A few days ago a brother in the Church by the name of Domingo Miguel López passed away. He was an evangelical pastor from 1971 to 1972. During these two years he was our neighbor. One day my mother decided to invite him to a “Mormon night” in our home. He accepted the invitation and in twenty days, more or less, he left his Church and was baptized in The Church of Jesus Christ of Latter-day Saints. This brother had eight children who were also baptized, but only two of them served missions. However, he has had ten grandsons who have served missions; it is a very big family. Very soon another nephew, the son of my oldest brother, will be serving a mission in El Salvador—the El Salvador East Mission.

As I think of Gloria de Alvarado, I am quite embarrassed as I realize that she has undoubtedly been a better missionary than I have over the past forty-six years. On the other hand, I think of the hundreds of people who have now come into the Church because two elders had enough faith to accept a mission call and then go knocking on doors in a strange city, not even knowing how to speak the people’s language. Of course, the story will go on forever. Eduardo is an avid genealogist and has done great work in identifying his ancestors and making sure their work has been done in the Guatemala City Temple.

A Defining Experience

I returned from my missionary labors in May of 1961. My mission was the defining experience of my life. Because of it, I would never be the same person again. I entered the mission field as a naive boy from a little mining town in Nevada. I didn’t know the scriptures, the gospel, or the Lord, but thankfully I did have sufficient faith to accept the call. In the mission field, my faith in Heavenly Father and Christ began to grow and deepen. I returned home with an expanded vision of life and its possibilities as well as the knowledge that I was capable of doing things I had previously thought impossible.

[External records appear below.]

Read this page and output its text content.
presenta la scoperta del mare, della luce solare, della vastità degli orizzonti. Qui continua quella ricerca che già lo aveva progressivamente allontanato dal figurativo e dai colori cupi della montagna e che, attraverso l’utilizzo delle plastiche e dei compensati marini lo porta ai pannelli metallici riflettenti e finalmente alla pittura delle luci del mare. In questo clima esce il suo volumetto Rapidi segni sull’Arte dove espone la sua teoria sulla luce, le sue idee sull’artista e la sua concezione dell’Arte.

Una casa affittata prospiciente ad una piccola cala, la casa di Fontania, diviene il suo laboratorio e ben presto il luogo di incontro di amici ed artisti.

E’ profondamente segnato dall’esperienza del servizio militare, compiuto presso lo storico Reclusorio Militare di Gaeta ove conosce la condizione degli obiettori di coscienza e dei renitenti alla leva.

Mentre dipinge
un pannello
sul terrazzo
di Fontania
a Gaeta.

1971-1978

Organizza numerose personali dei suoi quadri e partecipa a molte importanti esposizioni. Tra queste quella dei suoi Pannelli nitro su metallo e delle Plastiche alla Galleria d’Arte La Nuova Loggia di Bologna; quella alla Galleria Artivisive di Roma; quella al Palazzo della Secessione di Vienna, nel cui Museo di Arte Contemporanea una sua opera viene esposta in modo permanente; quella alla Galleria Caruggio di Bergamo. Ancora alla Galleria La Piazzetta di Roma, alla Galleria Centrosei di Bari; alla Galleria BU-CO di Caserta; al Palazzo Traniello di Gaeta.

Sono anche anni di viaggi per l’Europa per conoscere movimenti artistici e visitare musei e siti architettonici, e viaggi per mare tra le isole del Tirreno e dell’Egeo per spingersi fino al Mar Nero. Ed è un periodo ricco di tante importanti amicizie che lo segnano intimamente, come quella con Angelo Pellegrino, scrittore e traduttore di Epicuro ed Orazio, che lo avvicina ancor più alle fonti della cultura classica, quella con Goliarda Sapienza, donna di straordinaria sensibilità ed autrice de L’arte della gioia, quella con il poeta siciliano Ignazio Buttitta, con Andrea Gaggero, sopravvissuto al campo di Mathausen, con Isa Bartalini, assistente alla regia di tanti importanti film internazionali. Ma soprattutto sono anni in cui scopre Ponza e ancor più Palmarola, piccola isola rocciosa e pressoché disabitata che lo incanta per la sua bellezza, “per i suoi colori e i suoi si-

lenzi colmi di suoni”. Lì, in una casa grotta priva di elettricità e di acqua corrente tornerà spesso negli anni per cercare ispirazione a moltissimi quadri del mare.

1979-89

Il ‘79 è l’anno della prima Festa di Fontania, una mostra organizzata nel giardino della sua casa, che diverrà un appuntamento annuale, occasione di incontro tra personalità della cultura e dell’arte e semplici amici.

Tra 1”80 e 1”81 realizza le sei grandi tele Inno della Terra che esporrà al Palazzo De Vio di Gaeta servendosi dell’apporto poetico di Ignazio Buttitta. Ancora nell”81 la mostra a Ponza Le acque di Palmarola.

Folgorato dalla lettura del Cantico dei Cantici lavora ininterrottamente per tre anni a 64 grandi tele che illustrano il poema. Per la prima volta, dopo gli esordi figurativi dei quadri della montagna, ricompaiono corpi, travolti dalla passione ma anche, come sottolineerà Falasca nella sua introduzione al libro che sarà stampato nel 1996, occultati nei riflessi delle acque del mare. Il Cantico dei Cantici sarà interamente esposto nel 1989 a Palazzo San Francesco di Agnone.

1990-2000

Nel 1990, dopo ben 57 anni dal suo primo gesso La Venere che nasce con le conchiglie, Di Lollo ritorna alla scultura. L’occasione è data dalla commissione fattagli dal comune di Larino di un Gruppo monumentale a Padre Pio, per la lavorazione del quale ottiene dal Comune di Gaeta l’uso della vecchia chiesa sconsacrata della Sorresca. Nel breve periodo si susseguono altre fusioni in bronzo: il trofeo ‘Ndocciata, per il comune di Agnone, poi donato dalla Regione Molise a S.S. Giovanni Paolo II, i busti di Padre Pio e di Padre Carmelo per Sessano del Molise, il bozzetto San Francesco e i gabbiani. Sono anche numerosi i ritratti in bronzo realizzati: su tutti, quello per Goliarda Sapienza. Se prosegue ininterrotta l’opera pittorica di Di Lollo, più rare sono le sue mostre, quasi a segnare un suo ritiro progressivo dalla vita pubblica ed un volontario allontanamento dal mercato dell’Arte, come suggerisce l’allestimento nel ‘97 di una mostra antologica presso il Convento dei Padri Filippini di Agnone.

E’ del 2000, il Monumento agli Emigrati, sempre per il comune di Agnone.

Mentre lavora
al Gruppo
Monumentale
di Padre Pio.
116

Because of my mission, I pursued a career as a seminary and institute teacher. I brought home with me such a desire to search the scriptures and teach others, especially the youth, that no other career could have satisfied that fire that continues to burn in my soul.

In an eternal sense, what is the worth of a soul? I’m not sure we can comprehend that with our finite and mortal minds. The Lord said in Doctrine and Covenants 18:15, “And if it so be that you should labor all your days in crying repentance unto this people, and bring, save it be one soul unto me, how great shall be your joy with him in the kingdom of my Father!” I believe these words apply to me personally. I know for a fact that one of the souls I brought unto Christ as a result of crying repentance to the people of Central America was mine. How great is my joy as a result of my mission experience!


[1] David A. Bednar, in Conference Report, October 2005, 47–50.